Celui-ci prend l’eau et la flaire et lui trouvant une mauvaise odeur, il frappe la femme qui tombe à terre quelques pas plus loin :

  • Comment, s’écrie t-il, je te demande de l’eau et c’est une telle saleté que tu m’apportes !

  • Oh ! Mon ami, répond la femme, il n’y a plus d’eau dans le pays. Avant d’en avoir de nouvelle, il nous faut sacrifier une fille de roi.

  • Eh bien, va, ordonne Samba. Montre-moi le chemin du fleuve

  • Je vais aller abreuver ma jument sur-le-champ !

La captive s’effraie :

  • j’ai peur d’aller au fleuve, dit-elle. Demain, le roi verrait la trace de mes pas sur la route, et il me demanderait :

« Pourquoi y es-tu allée, puisque je l’ai défendu à tous ? ».
Samba se fâche :

  • Si tu refuses de me conduire, menace-t-il, tu vas périr de ma main ! Prends le licol, Doungourou, et passe-le au cou d’Oumoullatôma.

  • Et toi, femme, marche devant moi.

Le captif se met en marche, menant après lui la jument. La femme leur montre le chemin :

  • Il mène tout droit au fleuve, dit-elle.

Samba, qui a pitié de sa frayeur, la remercie et la laisse s’en retourner.
Samba a marché jusqu’à ce qu’il arrive au fleuve. Il ordonne à son captif de se déshabiller et d’entrer dans le fleuve avec la jument pour la baigner. Le captif se dépouille de ses vêtements et entre dans l’eau. Et, aussitôt, du milieu du fleuve, Niabardi Dalla, le caïman, les interpelle :

  • Qui va là ? Crie-t-il.

  • C’est un nouvel arrivé, lui répond Samba.

  • Eh bien, le nouvel arrivé, que viens-tu faire ici ?

  •  Je viens boire !

  • Si tu viens pour boire, bois seul et ne fais pas boire ton cheval !

  • Le nouvel arrivé va abreuver sa jument ! réplique Samba. Il va boire aussi et avec lui son captif. Rentre dans le fleuve, Doungourou.

Le captif obéit. La jument gratte l’eau avec son pied

  • Eh bien ! le nouvel arrivé, tu m’agaces, sache-le !

Niabardi se dresse au milieu du fleuve et toute l’eau brille comme du feu.

  • Si tu as peur de ce que tu vois, crie Samba à Doungourou, et que tu lâches ma jument, je te tue en même temps que le caïman ! Après ces paroles, le captif tient ferme la jument. Le caïman vient à lui, les mâchoires grandes ouvertes, l’une en bas, l’autre en haut et, de sa gueule, le feu sort en abondance. Quand il est tout près, Samba tire sur lui. Le caïman est mort et le fleuve tout entier devient couleur de sang.
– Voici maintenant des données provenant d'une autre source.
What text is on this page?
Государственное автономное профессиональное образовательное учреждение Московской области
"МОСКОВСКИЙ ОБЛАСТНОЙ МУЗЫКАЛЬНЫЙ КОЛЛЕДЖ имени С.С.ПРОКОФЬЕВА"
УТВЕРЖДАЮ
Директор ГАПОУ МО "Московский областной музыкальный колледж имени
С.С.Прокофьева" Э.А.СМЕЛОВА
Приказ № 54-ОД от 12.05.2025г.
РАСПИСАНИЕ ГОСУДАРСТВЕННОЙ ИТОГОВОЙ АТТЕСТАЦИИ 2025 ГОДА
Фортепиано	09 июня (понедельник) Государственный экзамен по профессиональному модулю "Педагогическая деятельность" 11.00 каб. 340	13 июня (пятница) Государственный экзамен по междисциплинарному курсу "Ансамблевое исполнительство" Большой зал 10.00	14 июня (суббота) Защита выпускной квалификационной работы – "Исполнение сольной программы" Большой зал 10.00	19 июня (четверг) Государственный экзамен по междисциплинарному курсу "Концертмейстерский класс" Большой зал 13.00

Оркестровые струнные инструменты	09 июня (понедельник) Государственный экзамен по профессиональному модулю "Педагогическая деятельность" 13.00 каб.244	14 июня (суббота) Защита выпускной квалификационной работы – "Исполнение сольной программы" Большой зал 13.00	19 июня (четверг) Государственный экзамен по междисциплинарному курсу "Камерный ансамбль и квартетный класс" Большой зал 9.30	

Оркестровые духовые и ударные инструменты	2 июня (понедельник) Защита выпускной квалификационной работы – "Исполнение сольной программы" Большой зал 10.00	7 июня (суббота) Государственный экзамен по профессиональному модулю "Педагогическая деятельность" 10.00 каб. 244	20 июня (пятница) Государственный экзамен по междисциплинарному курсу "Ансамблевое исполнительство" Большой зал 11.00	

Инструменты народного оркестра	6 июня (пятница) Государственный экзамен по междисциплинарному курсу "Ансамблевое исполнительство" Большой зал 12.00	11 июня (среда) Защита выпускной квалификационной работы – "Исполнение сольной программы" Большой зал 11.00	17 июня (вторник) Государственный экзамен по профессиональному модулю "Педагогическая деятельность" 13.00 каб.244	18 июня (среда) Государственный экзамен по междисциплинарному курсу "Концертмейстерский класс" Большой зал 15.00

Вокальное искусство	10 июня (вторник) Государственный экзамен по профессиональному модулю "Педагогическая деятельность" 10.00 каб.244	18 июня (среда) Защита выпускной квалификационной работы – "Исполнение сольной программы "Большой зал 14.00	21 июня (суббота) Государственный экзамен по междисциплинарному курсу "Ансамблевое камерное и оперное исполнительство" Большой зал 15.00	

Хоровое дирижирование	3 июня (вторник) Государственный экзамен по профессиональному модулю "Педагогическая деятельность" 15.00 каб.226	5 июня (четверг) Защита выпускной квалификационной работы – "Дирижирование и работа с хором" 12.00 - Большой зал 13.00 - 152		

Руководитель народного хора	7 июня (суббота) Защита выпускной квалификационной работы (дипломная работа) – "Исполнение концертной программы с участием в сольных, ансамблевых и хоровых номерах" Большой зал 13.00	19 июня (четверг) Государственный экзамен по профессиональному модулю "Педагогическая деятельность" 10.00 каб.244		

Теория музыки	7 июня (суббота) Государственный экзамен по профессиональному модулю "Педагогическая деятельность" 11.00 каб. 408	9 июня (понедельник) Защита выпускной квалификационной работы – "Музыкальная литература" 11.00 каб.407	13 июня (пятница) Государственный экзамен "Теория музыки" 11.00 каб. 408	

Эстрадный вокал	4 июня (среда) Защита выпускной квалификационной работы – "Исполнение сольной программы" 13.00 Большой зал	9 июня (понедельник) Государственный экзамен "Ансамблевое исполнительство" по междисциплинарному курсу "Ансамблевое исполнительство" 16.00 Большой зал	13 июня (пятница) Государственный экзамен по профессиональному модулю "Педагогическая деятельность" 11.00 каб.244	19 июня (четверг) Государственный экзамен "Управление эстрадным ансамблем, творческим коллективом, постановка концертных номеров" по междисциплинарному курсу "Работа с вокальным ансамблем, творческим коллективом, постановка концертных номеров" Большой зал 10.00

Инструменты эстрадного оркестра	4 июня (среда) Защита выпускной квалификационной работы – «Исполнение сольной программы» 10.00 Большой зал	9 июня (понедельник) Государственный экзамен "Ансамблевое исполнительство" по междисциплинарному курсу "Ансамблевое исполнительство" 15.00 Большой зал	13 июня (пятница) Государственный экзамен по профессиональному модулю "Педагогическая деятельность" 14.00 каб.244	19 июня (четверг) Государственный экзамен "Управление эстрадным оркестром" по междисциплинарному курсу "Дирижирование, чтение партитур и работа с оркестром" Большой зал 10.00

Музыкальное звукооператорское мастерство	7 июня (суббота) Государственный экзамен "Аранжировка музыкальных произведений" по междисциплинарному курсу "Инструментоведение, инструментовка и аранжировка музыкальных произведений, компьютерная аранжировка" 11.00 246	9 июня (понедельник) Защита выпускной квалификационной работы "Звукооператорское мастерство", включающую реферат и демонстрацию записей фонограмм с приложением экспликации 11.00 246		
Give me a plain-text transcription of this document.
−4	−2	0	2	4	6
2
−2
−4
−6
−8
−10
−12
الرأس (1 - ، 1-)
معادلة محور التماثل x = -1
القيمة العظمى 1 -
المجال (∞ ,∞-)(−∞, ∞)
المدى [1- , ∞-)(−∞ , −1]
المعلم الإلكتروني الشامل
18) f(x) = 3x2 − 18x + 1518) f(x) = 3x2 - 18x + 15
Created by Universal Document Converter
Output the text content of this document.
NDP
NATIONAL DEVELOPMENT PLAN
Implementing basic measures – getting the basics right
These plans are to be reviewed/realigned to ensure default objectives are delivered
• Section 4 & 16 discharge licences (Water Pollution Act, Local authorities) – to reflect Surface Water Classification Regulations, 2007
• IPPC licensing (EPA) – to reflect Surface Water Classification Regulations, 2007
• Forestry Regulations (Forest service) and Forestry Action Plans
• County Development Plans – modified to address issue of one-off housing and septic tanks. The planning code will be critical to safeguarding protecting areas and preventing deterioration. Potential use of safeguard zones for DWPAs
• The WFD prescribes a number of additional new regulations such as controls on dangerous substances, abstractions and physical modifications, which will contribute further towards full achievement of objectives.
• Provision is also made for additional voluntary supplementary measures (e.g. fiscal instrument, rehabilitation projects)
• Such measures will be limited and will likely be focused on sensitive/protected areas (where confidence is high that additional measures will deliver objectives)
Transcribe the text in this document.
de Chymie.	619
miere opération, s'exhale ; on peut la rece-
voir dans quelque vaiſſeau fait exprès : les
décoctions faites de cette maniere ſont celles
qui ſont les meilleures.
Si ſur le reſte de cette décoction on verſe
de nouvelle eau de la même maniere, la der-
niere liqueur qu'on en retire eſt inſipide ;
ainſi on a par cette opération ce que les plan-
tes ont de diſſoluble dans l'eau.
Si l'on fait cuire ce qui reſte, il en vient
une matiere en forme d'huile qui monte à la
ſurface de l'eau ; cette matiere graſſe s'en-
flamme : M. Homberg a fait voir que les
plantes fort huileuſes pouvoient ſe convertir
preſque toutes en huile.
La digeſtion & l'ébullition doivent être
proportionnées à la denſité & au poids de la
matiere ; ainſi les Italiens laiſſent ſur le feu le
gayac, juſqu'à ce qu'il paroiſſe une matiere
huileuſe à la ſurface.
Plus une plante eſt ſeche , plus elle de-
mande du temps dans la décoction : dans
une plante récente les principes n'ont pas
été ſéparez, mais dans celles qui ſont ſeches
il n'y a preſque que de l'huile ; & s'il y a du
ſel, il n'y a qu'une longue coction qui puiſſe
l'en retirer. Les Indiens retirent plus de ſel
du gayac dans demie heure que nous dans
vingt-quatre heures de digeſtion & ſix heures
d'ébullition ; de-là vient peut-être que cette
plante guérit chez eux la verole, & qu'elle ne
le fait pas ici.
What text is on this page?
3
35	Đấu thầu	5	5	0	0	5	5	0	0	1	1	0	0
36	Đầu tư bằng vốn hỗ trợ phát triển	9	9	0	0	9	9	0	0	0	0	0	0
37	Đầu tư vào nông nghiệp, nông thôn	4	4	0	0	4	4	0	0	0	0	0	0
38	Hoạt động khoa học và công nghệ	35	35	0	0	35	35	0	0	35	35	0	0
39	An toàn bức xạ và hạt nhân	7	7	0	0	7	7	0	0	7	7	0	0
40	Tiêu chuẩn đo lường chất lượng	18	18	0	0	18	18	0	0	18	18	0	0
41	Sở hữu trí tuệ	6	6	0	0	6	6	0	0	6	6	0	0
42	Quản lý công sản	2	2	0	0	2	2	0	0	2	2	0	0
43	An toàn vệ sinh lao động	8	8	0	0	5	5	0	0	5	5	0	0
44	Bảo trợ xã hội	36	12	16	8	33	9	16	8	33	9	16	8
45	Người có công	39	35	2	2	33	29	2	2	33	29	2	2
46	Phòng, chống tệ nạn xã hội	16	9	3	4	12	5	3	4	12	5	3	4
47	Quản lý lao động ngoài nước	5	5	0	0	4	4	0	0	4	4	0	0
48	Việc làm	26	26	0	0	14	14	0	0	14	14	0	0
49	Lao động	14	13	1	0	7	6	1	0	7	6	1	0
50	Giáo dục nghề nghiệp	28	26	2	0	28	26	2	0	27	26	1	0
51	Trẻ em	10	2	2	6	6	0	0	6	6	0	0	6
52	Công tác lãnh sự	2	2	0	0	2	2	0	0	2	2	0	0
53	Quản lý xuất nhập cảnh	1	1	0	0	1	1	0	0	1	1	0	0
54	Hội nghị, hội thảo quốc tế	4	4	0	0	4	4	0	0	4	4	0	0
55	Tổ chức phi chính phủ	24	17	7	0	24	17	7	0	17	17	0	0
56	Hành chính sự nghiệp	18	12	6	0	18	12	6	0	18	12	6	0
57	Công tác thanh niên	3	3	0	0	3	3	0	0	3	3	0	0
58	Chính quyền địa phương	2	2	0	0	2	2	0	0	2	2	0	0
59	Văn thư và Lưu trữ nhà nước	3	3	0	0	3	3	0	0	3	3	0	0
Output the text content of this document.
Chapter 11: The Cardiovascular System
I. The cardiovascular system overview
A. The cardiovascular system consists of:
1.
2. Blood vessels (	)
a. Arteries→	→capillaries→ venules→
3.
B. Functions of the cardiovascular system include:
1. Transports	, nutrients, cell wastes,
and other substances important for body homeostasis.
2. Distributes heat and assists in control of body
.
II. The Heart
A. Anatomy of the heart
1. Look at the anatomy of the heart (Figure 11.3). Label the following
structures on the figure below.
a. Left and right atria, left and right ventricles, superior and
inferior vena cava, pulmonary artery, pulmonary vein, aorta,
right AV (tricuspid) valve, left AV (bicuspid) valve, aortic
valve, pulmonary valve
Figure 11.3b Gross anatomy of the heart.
  • Où as- tu pu te procurer tant d’eau ? leur demande-t-elle. Et Samba :

- Tu as la langue trop longue. Puisqu’on te donne de l’eau, tu n’as qu’à boire, sans te préoccuper d’où elle vient !
Après avoir tué le caïman Samba en avait découpé un lambeau et l’avait emporté avec lui. Il avait aussi laissé à l’endroit du combat ses bracelets et une de ses sandales, car il savait bien qu’il n’y aurait personne capable de chausser sa sandale ou de s’orner les chevilles et les poignets avec ses bracelets. Samba a les pieds très petits.
Le lendemain, le roi Ellel Bildikry a convoqué tous les griots pour sortir du village et emmener la jeune fille au caïman qui permettra aux habitants de s’approvisionner d’eau.
On est allé chercher la jeune vierge et on l’a placée sur un cheval. Tous les griots la suivent en chantant :

  • Ah Jeune fille, disent-ils, tu es pleine de courage. Le caïman a mangé ta grande sœur. Il a mangé ton autre sœur aussi et tu n’as pas peur de lui. Nous allons avoir de l’eau.

  • Les griots chantent ainsi. Ils disent les cent victimes que le caïman a dévorées. Les voici tout près du fleuve. Ils font descendre la jeune vierge. Les autres fois, la jeune fille s’avançait assez loin dans l’eau, puis le caïman venait la happer. Celle d’aujourd’hui entre dans le fleuve et va jusqu’à ce qu’elle ait de l’eau à la hauteur de la poitrine. Elle grimpe sur la tête du caïman et s’y tient debout.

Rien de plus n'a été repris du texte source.